Поганое время.
* * *
19 лет, 6 месяцев, 16 дней
Пасхальный понедельник, 26 апреля 1943 года
Ко мне зашел Фермантен еще с двумя типами, чтобы привлечь меня к работе. О моем исключении он не знает и думает, что я приехал на каникулы. Мама радостно встречает его и направляет ко мне в комнату. Милицейская форма и берет делают его похожим на персонажа комедии дель-арте. Только не смешного. Я как раз занимался, готовился к экзамену и, «встав в позу», что обычно забавляет меня у других, объявил старому школьному товарищу, что никогда не вступлю в ряды милиции и что само это предложение расцениваю как оскорбление. Тот оглянулся на своих приспешников (их я не знаю, но один тоже был в форме) и сказал: Оскорбление? Вовсе нет. А вот это — и правда оскорбление! И плюнул мне в лицо. Фермантен все время плюется — это у него с детства. Я — один из немногих, на кого он еще ни разу не харкнул, так что если его плевок и застал меня врасплох, то, по крайней мере, не удивил. А потому мне удалось сохранить спокойствие. Я и бровью не повел, даже не попытался уклониться. Я только услышал «тьфу», увидел, как летит плевок, почувствовал, как он шлепнулся мне на лоб и стал стекать вниз между носом и скулой — как будто теплой водой брызнуло, честное слово. Утираться я не стал, сосредоточившись на самом ощущении — довольно банальном, — не обращая внимания на позорный смысл происходящего. Если бы я только шевельнулся, они бы меня избили. Слюна стекает по коже не так быстро, как вода. Она пенистая и продвигается не плавно, а толчками. И высыхает, не испаряясь. Один из двоих приспешников, тот, что тоже был в форме (они с Фермантеном были вооружены), сказал, что в любом случае они принимают к себе только мужчин. Я ничего не ответил. Я чувствовал, как в левом уголке рта у меня подрагивают остатки плевка. На какое-то мгновение мне подумалось, что я мог бы слизнуть их кончиком языка и отправить обратно обидчику, но не стал: моя «поза» и так стоила мне достаточно жертв. Мы еще встретимся, сказал Фермантен, не сводя с меня глаз. И, пятясь к двери, театрально вытянул палец в мою сторону и повторил: мы еще встретимся, педик.

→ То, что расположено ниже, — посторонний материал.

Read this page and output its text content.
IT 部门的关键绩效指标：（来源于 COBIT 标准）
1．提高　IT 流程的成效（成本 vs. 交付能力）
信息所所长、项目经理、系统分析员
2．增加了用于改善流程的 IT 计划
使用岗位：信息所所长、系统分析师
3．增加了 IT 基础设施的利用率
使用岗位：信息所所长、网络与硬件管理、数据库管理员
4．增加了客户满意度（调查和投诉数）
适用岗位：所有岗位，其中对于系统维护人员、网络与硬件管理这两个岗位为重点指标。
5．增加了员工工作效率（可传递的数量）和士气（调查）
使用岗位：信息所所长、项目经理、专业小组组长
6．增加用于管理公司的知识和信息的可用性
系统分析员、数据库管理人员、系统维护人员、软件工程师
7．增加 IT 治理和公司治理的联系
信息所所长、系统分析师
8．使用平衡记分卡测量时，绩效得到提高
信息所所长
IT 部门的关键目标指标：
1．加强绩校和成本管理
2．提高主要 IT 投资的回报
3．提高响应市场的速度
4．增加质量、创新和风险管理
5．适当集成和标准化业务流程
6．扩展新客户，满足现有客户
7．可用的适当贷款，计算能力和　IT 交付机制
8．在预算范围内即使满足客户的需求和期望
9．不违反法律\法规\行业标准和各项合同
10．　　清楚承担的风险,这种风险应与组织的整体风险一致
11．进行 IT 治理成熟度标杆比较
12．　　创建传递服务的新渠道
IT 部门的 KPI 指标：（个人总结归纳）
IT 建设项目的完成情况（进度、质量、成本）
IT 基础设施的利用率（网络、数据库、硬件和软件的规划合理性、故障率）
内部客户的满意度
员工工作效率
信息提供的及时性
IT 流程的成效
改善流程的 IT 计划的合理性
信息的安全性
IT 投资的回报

Я пишу эти строки перед тем, как снова сесть за книжки. Завтра я еду в Мерак.
4. 21 год — 36 лет (1945–1960)
Любовная пунктуация Моны: дайте мне эту запятую, и я превращу ее в восклицательный знак
ЗАМЕТКА ДЛЯ ЛИЗОН
…
Милая моя Лизон,
После этого нападения ты заметишь пропуск длиной в два года. Дело в том, что Фермантен с дружками, представь себе, явился в Мерак, чтобы испортить мне жизнь. К счастью, Тижо (ему тогда было девять лет, но он уже обладал той живостью ума, которая тебе так хорошо известна) заметил их и вовремя меня предупредил, так что я успел удрать. После чего мне, естественно, не оставалось ничего другого, как уйти в подполье. Меня ввел туда Манес. Я и не знал, что они с Робером участвуют в Сопротивлении. Манес, притворяясь, говорил о нем массу гадостей, а он из тех, кому обычно верят на слово. А коль скоро от него и об оккупантах не слышали ничего хорошего, он считался этаким бирюком, с которым лучше не связываться. Вступление Манеса в партию станет для меня впоследствии одним из главных сюрпризов. Впрочем, он оставался коммунистом до конца — несмотря на Берлинскую стену, на Венгрию, на Гулаг, на десталинизацию, — несмотря ни на что. Манес не слишком задумывался.